This image of irrigated agriculture in the deserts of central Saudi Arabia, 450 km west of Riyadh, was taken by the Landsat 7 satellite on February 5, 2000, while orbiting 700 km above the surface of the Earth at a speed of roughly 26,000 km/h. The Saudis manage to make the desert bloom by pumping fossil water from deep below the Earth’s surface. A well at the center of each of these fields feeds a center pivot irrigation system which spreads water in large circles up to one kilometer in diameter. The aquifers which supply these fields are ancient and finite. When the fossil water runs out, the desert sands will return. Like the irrigation projects of many arid regions, the Saudis’ desert jewels will soon fade.

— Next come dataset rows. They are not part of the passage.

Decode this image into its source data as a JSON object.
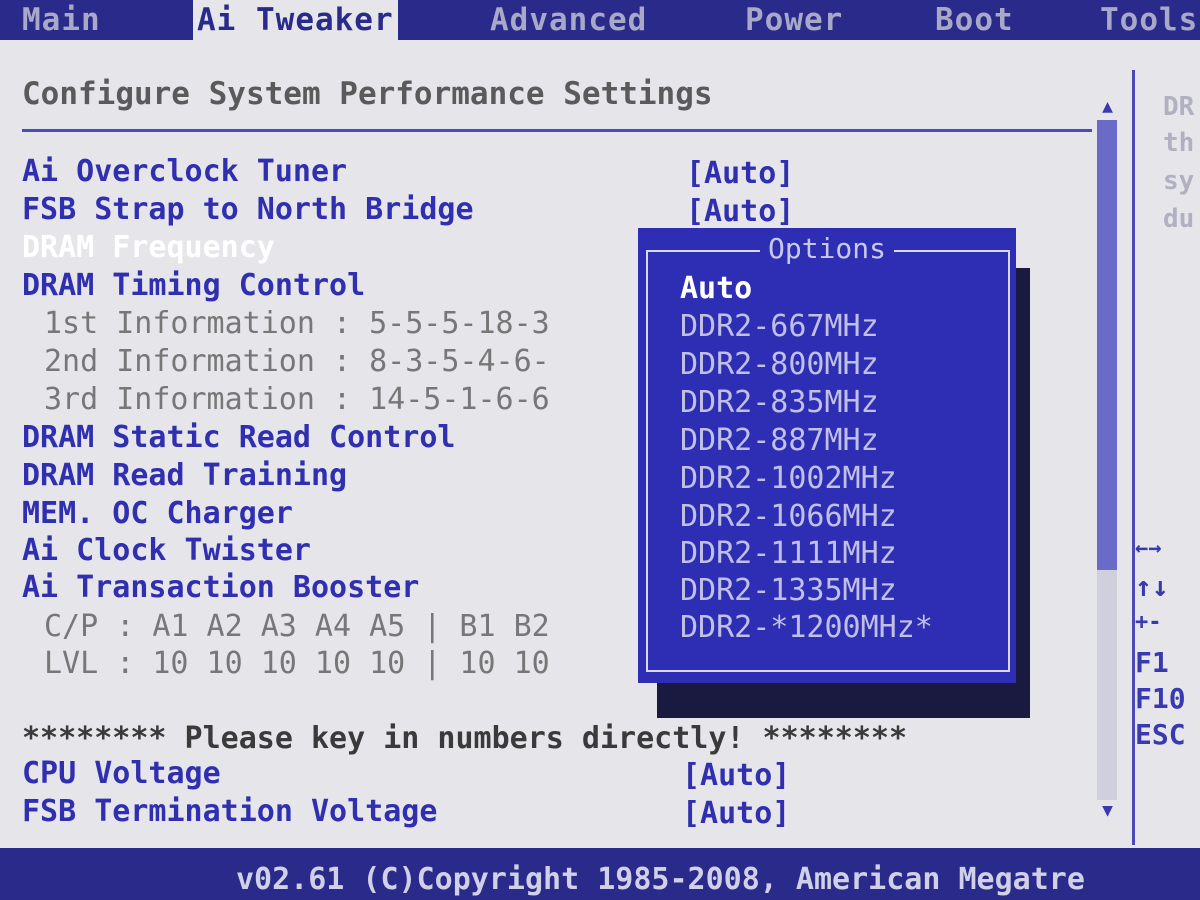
{
  "menu": {
    "tabs": [
      {
        "label": "Main"
      },
      {
        "label": "Ai Tweaker"
      },
      {
        "label": "Advanced"
      },
      {
        "label": "Power"
      },
      {
        "label": "Boot"
      },
      {
        "label": "Tools"
      }
    ],
    "active_tab": "Ai Tweaker"
  },
  "main": {
    "section_title": "Configure System Performance Settings",
    "settings": [
      {
        "label": "Ai Overclock Tuner",
        "value": "[Auto]"
      },
      {
        "label": "FSB Strap to North Bridge",
        "value": "[Auto]"
      },
      {
        "label": "DRAM Frequency",
        "value": ""
      },
      {
        "label": "DRAM Timing Control",
        "value": ""
      },
      {
        "label": "1st Information : 5-5-5-18-3"
      },
      {
        "label": "2nd Information : 8-3-5-4-6-"
      },
      {
        "label": "3rd Information : 14-5-1-6-6"
      },
      {
        "label": "DRAM Static Read Control"
      },
      {
        "label": "DRAM Read Training"
      },
      {
        "label": "MEM. OC Charger"
      },
      {
        "label": "Ai Clock Twister"
      },
      {
        "label": "Ai Transaction Booster"
      },
      {
        "label": "C/P : A1 A2 A3 A4 A5 | B1 B2"
      },
      {
        "label": "LVL : 10 10 10 10 10 | 10 10"
      },
      {
        "label": "******** Please key in numbers directly! ********"
      },
      {
        "label": "CPU Voltage",
        "value": "[Auto]"
      },
      {
        "label": "FSB Termination Voltage",
        "value": "[Auto]"
      }
    ],
    "selected_setting": "DRAM Frequency"
  },
  "options_popup": {
    "title": "Options",
    "options": [
      "Auto",
      "DDR2-667MHz",
      "DDR2-800MHz",
      "DDR2-835MHz",
      "DDR2-887MHz",
      "DDR2-1002MHz",
      "DDR2-1066MHz",
      "DDR2-1111MHz",
      "DDR2-1335MHz",
      "DDR2-*1200MHz*"
    ],
    "selected": "Auto"
  },
  "help_panel": {
    "help_lines": [
      "DR",
      "th",
      "sy",
      "du"
    ],
    "key_hints": [
      "←→",
      "↑↓",
      "+-",
      "F1",
      "F10",
      "ESC"
    ]
  },
  "scrollbar": {
    "up_icon": "triangle-up",
    "down_icon": "triangle-down"
  },
  "status_bar": {
    "text": "v02.61 (C)Copyright 1985-2008, American Megatre"
  },
  "colors": {
    "bar_blue": "#2a2a8a",
    "label_blue": "#2f2fb0",
    "popup_blue": "#2e2eb4",
    "background": "#e6e6ea"
  }
}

I began building this image by selecting a set of infrared bands that would best tell the story of irrigated agriculture in Saudi Arabia. Landsat satellites see the earth through eight spectral bands—the reds, greens, and blues of human experience, along with much longer wavelengths of infrared and thermal light. After using image processing software to assemble the initial false color composite, I selected a 100km-wide subset and choose contrast and saturation levels to accentuate the most interesting features of the image. Because healthy vegetation reflects strongly in the near infrared, the Saudis’ alfalfa and wheat fields are painted red against the desert background. To an astronaut these fields would appear green, and the intense brightness of the desert would likely washout the complex mineralogical patterns picked up by Landsat.
Aside from providing beautiful images, Landsat is used in desert environments to build maps of irrigated agriculture, to prospect for water and minerals, and to manage natural resources. The workhorse of NASA’s Earth observing satellite constellation, Landsat-series satellites have been on orbit continuously since 1972, making Landsat the longest-running satellite collection program in the world.